For mobile payments, the news may not be all bad. Most agree that the threatened cutoff may, as John Rampton, writing for Mashable, observes …
… put mobile payments, such as digital wallets and peer-to-peer payment apps, in a better position to thrive. Unlike traditional payments companies, these allow users to make cross-border payments without government interference.

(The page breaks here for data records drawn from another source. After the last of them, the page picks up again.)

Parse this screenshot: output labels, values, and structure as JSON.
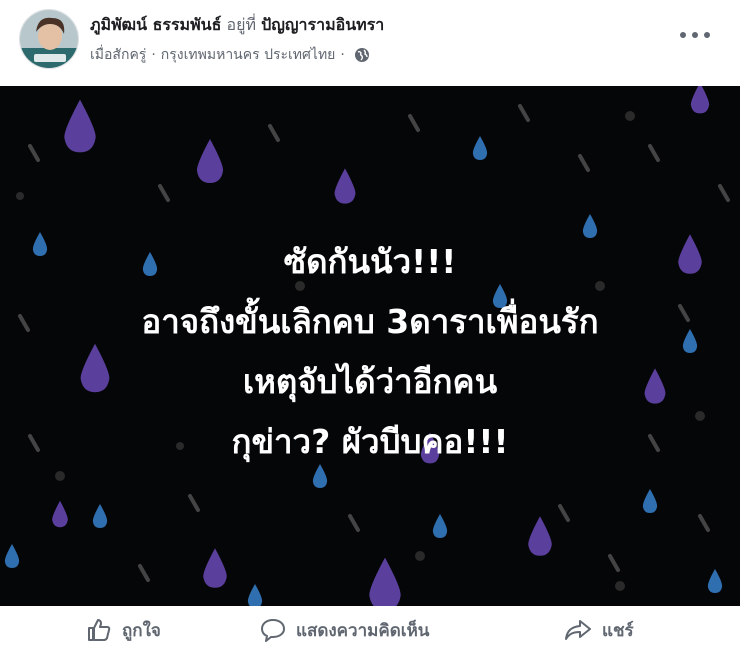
{
  "post": {
    "author_name": "ภูมิพัฒน์ ธรรมพันธ์",
    "at_text": "อยู่ที่",
    "place": "ปัญญารามอินทรา",
    "time": "เมื่อสักครู่",
    "location": "กรุงเทพมหานคร ประเทศไทย",
    "privacy_icon": "globe-icon",
    "more_icon": "more-options-icon"
  },
  "image": {
    "headline_lines": [
      "ซัดกันนัว!!!",
      "อาจถึงขั้นเลิกคบ 3ดาราเพื่อนรัก",
      "เหตุจับได้ว่าอีกคน",
      "กุข่าว? ผัวบีบคอ!!!"
    ],
    "background_color": "#050608",
    "drop_colors": [
      "#5b3f9c",
      "#2f6fb0",
      "#3a3a3a"
    ]
  },
  "actions": {
    "like": "ถูกใจ",
    "comment": "แสดงความคิดเห็น",
    "share": "แชร์"
  },
  "colors": {
    "text_secondary": "#606770",
    "text_primary": "#1c1e21"
  }
}
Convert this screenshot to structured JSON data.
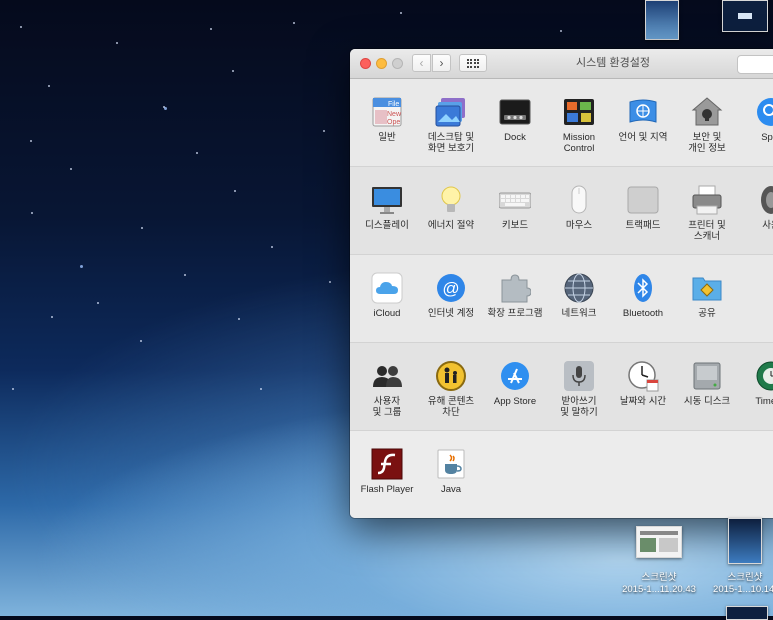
{
  "window": {
    "title": "시스템 환경설정",
    "search_placeholder": ""
  },
  "sections": [
    [
      {
        "label": "일반",
        "icon": "general-icon"
      },
      {
        "label": "데스크탑 및\n화면 보호기",
        "icon": "desktop-screensaver-icon"
      },
      {
        "label": "Dock",
        "icon": "dock-icon"
      },
      {
        "label": "Mission\nControl",
        "icon": "mission-control-icon"
      },
      {
        "label": "언어 및 지역",
        "icon": "language-region-icon"
      },
      {
        "label": "보안 및\n개인 정보",
        "icon": "security-icon"
      },
      {
        "label": "Spot",
        "icon": "spotlight-icon"
      }
    ],
    [
      {
        "label": "디스플레이",
        "icon": "displays-icon"
      },
      {
        "label": "에너지 절약",
        "icon": "energy-saver-icon"
      },
      {
        "label": "키보드",
        "icon": "keyboard-icon"
      },
      {
        "label": "마우스",
        "icon": "mouse-icon"
      },
      {
        "label": "트랙패드",
        "icon": "trackpad-icon"
      },
      {
        "label": "프린터 및\n스캐너",
        "icon": "printer-icon"
      },
      {
        "label": "사운",
        "icon": "sound-icon"
      }
    ],
    [
      {
        "label": "iCloud",
        "icon": "icloud-icon"
      },
      {
        "label": "인터넷 계정",
        "icon": "internet-accounts-icon"
      },
      {
        "label": "확장 프로그램",
        "icon": "extensions-icon"
      },
      {
        "label": "네트워크",
        "icon": "network-icon"
      },
      {
        "label": "Bluetooth",
        "icon": "bluetooth-icon"
      },
      {
        "label": "공유",
        "icon": "sharing-icon"
      }
    ],
    [
      {
        "label": "사용자\n및 그룹",
        "icon": "users-groups-icon"
      },
      {
        "label": "유해 콘텐츠\n차단",
        "icon": "parental-controls-icon"
      },
      {
        "label": "App Store",
        "icon": "app-store-icon"
      },
      {
        "label": "받아쓰기\n및 말하기",
        "icon": "dictation-icon"
      },
      {
        "label": "날짜와 시간",
        "icon": "date-time-icon"
      },
      {
        "label": "시동 디스크",
        "icon": "startup-disk-icon"
      },
      {
        "label": "Time M",
        "icon": "time-machine-icon"
      }
    ],
    [
      {
        "label": "Flash Player",
        "icon": "flash-player-icon"
      },
      {
        "label": "Java",
        "icon": "java-icon"
      }
    ]
  ],
  "desktop": {
    "icon1_label_line1": "스크린샷",
    "icon1_label_line2": "2015-1...11.20.43",
    "icon2_label_line1": "스크린샷",
    "icon2_label_line2": "2015-1...10.14."
  },
  "colors": {
    "accent_blue": "#1a82e2",
    "close": "#fc605c",
    "minimize": "#fdbc40"
  }
}
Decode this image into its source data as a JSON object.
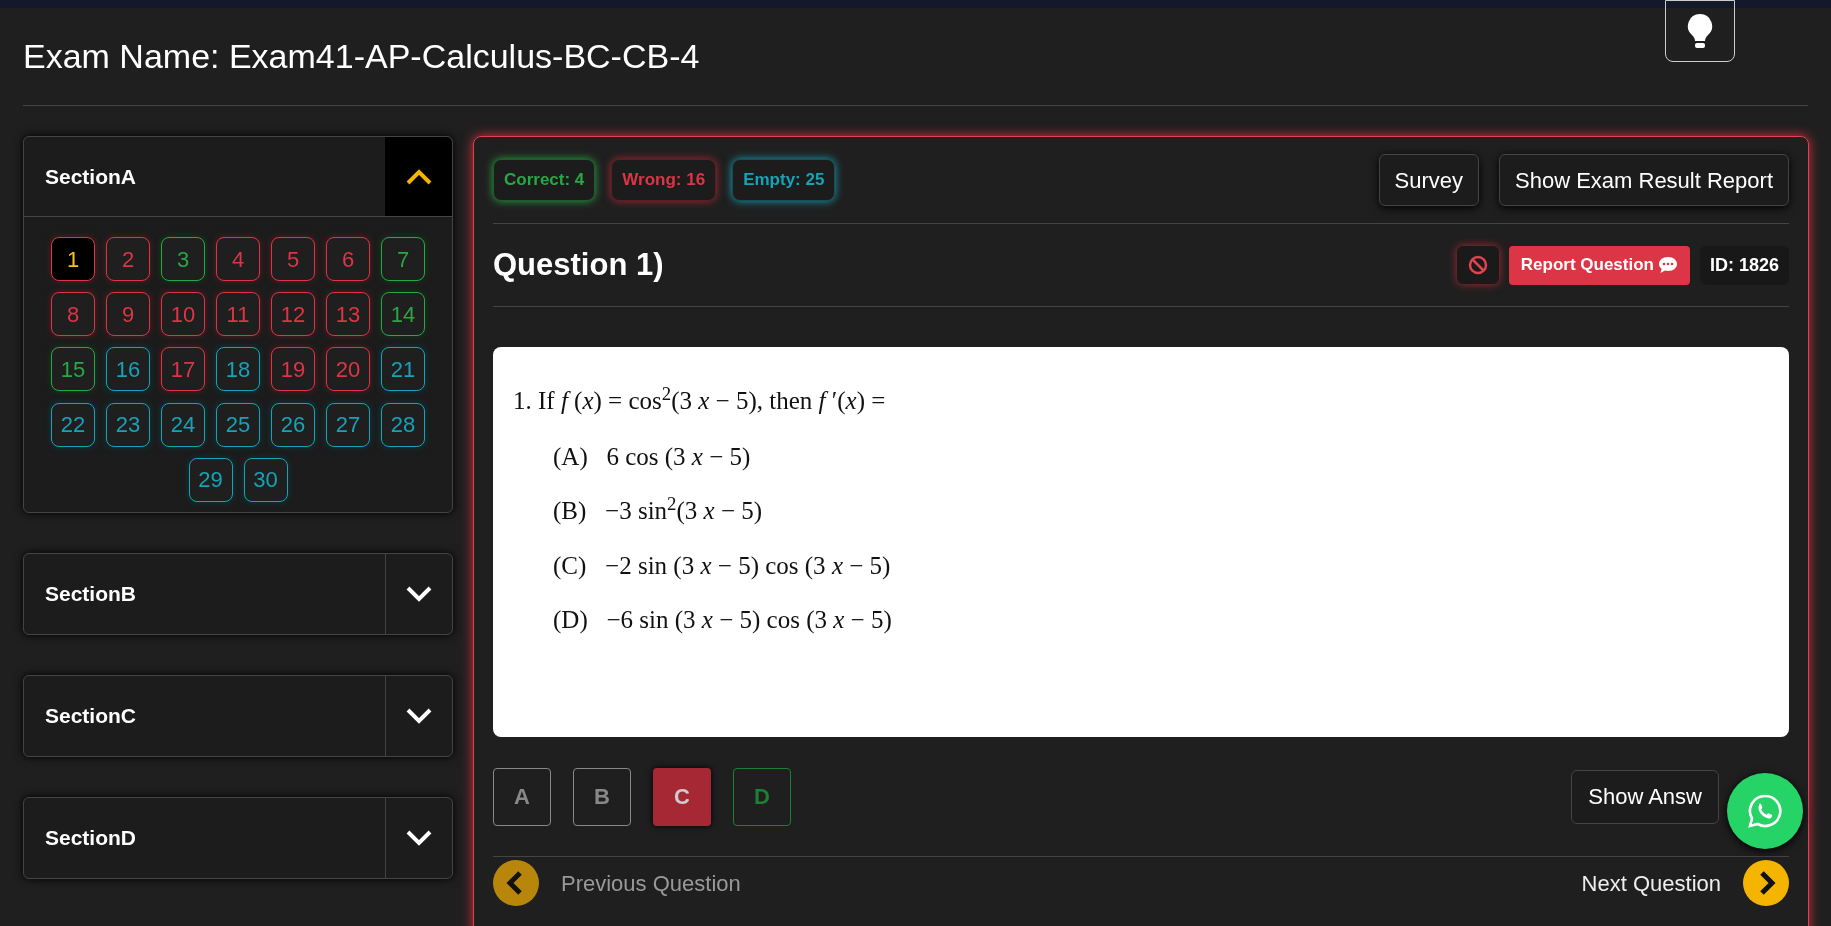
{
  "exam_title": "Exam Name: Exam41-AP-Calculus-BC-CB-4",
  "sections": [
    {
      "title": "SectionA",
      "expanded": true,
      "questions": [
        {
          "label": "1",
          "kind": "wrong",
          "selected": true
        },
        {
          "label": "2",
          "kind": "wrong",
          "selected": false
        },
        {
          "label": "3",
          "kind": "correct",
          "selected": false
        },
        {
          "label": "4",
          "kind": "wrong",
          "selected": false
        },
        {
          "label": "5",
          "kind": "wrong",
          "selected": false
        },
        {
          "label": "6",
          "kind": "wrong",
          "selected": false
        },
        {
          "label": "7",
          "kind": "correct",
          "selected": false
        },
        {
          "label": "8",
          "kind": "wrong",
          "selected": false
        },
        {
          "label": "9",
          "kind": "wrong",
          "selected": false
        },
        {
          "label": "10",
          "kind": "wrong",
          "selected": false
        },
        {
          "label": "11",
          "kind": "wrong",
          "selected": false
        },
        {
          "label": "12",
          "kind": "wrong",
          "selected": false
        },
        {
          "label": "13",
          "kind": "wrong",
          "selected": false
        },
        {
          "label": "14",
          "kind": "correct",
          "selected": false
        },
        {
          "label": "15",
          "kind": "correct",
          "selected": false
        },
        {
          "label": "16",
          "kind": "empty",
          "selected": false
        },
        {
          "label": "17",
          "kind": "wrong",
          "selected": false
        },
        {
          "label": "18",
          "kind": "empty",
          "selected": false
        },
        {
          "label": "19",
          "kind": "wrong",
          "selected": false
        },
        {
          "label": "20",
          "kind": "wrong",
          "selected": false
        },
        {
          "label": "21",
          "kind": "empty",
          "selected": false
        },
        {
          "label": "22",
          "kind": "empty",
          "selected": false
        },
        {
          "label": "23",
          "kind": "empty",
          "selected": false
        },
        {
          "label": "24",
          "kind": "empty",
          "selected": false
        },
        {
          "label": "25",
          "kind": "empty",
          "selected": false
        },
        {
          "label": "26",
          "kind": "empty",
          "selected": false
        },
        {
          "label": "27",
          "kind": "empty",
          "selected": false
        },
        {
          "label": "28",
          "kind": "empty",
          "selected": false
        },
        {
          "label": "29",
          "kind": "empty",
          "selected": false
        },
        {
          "label": "30",
          "kind": "empty",
          "selected": false
        }
      ]
    },
    {
      "title": "SectionB",
      "expanded": false
    },
    {
      "title": "SectionC",
      "expanded": false
    },
    {
      "title": "SectionD",
      "expanded": false
    }
  ],
  "stats": [
    {
      "kind": "correct",
      "text": "Correct: 4"
    },
    {
      "kind": "wrong",
      "text": "Wrong: 16"
    },
    {
      "kind": "empty",
      "text": "Empty: 25"
    }
  ],
  "top_buttons": [
    "Survey",
    "Show Exam Result Report"
  ],
  "question": {
    "title": "Question 1)",
    "report_label": "Report Question",
    "id": "ID: 1826",
    "stem": "1.  If *f* (*x*) = cos$^{2}$(3 *x* − 5), then *f* ′(*x*) =",
    "choices": [
      "(A)   6 cos (3 *x* − 5)",
      "(B)   −3 sin$^{2}$(3 *x* − 5)",
      "(C)   −2 sin (3 *x* − 5) cos (3 *x* − 5)",
      "(D)   −6 sin (3 *x* − 5) cos (3 *x* − 5)"
    ]
  },
  "answers": [
    {
      "label": "A",
      "kind": "neutral",
      "selected": false
    },
    {
      "label": "B",
      "kind": "neutral",
      "selected": false
    },
    {
      "label": "C",
      "kind": "wrong",
      "selected": true
    },
    {
      "label": "D",
      "kind": "correct",
      "selected": false
    }
  ],
  "show_answer": "Show Answ",
  "nav": {
    "previous": "Previous Question",
    "next": "Next Question"
  }
}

Rampton takes a look specifically at the payments industry. He predicts a rollback of regulations welcomed by the financial services industry, agrees that cutting off remittances to Mexico could have adverse economic consequences, especially for the likes of Western Union, and reports a curious, early “skirmish” between the administration and the New York State financial regulator Maria Vullo, who wrote, “The OCC should not use technological advances as an excuse to attempt to usurp state laws that already regulate fintech activities.” Vullo was reacting to the White House’s just-released whitepaper, “A Framework for Fintech,” which, as of this writing, the White House has apparently pulled from its site.
Predictions by various pundits, policymakers, and reporters are all over the board. One thing all appear agreed on, however, is that no one really knows what’s coming. As Rampton summed up, “While the new presidential administration could bring about many new changes in the payments system—both good and bad—it’s still too early to predict exactly what’s going to happen.”